Le Tarier pâtre se pose toujours à découvert en divers endroits, au sommet de poteaux, de hautes branches d'arbustes, de fils de clôture, de piquets, de murs de pierre, ou d'escarpements rocheux.
Il remue continuellement la queue et agite ses ailes.
Même en dehors de la période de reproduction, les deux membres du couple restent à proximité l'un de l'autre, ils ne s'éloignent jamais à une distance supérieure à 50 mètres. Si l'un des deux prend son envol parce qu'ils est dérangé, l'autre le suit rapidement et ils reviennent ensemble dans leur territoire dès que l'alerte est passée.

Le Tarier pâtre se nourrit surtout d'insectes : coléoptères, mouches, fourmis, chenilles, papillons diurnes et nocturnes.
Il capture aussi d'autres invertébrés comme les araignées et des vers.
Il guette ses proies depuis un perchoir bas et dégagé puis se précipite sur elles avec vivacité ou voletant sur place pour découvrir une proie, toutefois,  il peut aussi capturer des papillons et autres insectes ailés en plein vol.
Les adultes écrasent parfois les proies peu maniables, comme les grosses chenilles avant de les avaler ou de les donner aux jeunes.

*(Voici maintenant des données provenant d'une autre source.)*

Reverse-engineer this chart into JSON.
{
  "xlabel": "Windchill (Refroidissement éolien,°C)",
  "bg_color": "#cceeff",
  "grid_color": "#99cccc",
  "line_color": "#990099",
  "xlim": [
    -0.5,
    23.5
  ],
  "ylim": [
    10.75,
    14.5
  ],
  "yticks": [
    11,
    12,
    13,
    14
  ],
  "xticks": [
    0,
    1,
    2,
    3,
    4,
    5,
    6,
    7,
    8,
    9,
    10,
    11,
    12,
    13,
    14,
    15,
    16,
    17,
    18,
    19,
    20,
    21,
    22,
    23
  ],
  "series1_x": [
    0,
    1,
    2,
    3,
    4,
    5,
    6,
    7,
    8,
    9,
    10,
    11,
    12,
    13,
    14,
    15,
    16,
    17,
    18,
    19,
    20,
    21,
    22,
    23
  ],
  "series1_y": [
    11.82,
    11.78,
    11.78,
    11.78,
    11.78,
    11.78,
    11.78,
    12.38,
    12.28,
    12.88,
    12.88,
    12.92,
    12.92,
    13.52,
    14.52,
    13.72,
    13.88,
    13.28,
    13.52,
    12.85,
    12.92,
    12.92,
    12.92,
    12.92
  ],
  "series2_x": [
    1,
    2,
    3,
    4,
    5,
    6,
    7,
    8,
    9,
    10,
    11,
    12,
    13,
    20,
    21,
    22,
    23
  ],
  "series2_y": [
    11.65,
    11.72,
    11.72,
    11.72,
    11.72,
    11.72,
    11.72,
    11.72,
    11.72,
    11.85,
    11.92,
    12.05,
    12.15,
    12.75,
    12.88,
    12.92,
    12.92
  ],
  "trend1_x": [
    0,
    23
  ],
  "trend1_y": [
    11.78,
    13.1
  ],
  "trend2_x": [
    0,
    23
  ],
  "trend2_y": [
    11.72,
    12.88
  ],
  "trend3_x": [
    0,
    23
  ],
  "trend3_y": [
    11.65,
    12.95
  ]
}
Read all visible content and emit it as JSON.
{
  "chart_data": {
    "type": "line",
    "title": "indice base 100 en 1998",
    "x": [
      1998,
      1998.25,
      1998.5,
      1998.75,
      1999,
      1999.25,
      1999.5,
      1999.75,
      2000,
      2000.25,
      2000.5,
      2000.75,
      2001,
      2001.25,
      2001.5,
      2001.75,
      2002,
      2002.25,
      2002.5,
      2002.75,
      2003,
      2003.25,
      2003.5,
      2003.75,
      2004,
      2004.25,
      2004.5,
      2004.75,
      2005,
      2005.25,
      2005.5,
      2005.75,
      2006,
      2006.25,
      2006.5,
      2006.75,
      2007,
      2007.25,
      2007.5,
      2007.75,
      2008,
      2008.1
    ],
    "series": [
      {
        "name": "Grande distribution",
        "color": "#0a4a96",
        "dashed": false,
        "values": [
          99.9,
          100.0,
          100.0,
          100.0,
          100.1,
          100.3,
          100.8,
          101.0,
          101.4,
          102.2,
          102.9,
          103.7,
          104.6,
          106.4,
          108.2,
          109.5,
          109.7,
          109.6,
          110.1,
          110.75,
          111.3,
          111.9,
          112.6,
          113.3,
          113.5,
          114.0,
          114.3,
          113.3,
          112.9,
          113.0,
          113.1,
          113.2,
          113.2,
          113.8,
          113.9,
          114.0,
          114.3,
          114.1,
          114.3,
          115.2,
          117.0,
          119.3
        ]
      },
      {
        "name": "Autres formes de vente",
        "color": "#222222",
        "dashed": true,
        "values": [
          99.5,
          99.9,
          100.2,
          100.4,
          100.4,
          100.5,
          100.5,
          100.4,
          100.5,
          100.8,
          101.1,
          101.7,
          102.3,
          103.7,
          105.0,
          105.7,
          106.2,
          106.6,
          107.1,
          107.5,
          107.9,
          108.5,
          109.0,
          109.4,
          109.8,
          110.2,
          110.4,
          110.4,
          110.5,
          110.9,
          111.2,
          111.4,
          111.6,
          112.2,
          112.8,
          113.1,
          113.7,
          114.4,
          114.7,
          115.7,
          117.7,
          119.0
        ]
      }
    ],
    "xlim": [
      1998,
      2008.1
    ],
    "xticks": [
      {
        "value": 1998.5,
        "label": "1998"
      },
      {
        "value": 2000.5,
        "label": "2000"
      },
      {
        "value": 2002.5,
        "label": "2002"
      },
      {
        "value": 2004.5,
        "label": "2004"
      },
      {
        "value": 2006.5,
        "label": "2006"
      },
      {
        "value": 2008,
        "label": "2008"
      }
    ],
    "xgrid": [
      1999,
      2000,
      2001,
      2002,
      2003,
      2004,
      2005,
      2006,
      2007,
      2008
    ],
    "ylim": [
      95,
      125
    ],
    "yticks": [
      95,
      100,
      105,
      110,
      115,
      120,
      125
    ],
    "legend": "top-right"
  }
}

De nombreux Tariers pâtres vivent par couples toute l'année, défendant ensemble leur territoire. D'autres, notamment les migrateurs, se séparent après la nidification.
La femelle bâtit son nid au sol ou, au pied d'un buisson, dans une touffe d'herbe ou au milieu d'autres types de végétation épaisse.
Le nid est une coupe sommaire faite d'herbes et de feuilles sèches, garnie de poils, de plumes et de laine de mouton.
L'espèce donne généralement trois nichées successives, parfois une en moins pour les migrateurs.
Reproduction - croissance
La femelle pond généralement 5 à 6 oeufs bleu pâle finement tachetés de brun.
L'incubation dure 14 à 15 jours assurée par la femelle seule dans les premiers jours.
Par la suite, ils sont nourris par les deux adultes jusqu'à 4 ou 5 jours après l'envol, de papillons diurnes ou nocturnes, de chenilles , ainsi que de larves de différents coléoptères.

La femelle s'éloigne alors afin de construire un nid pour la nichée suivante, tandis que le mâle continue à nourrir les jeunes pendant 5 à 10 jours de plus.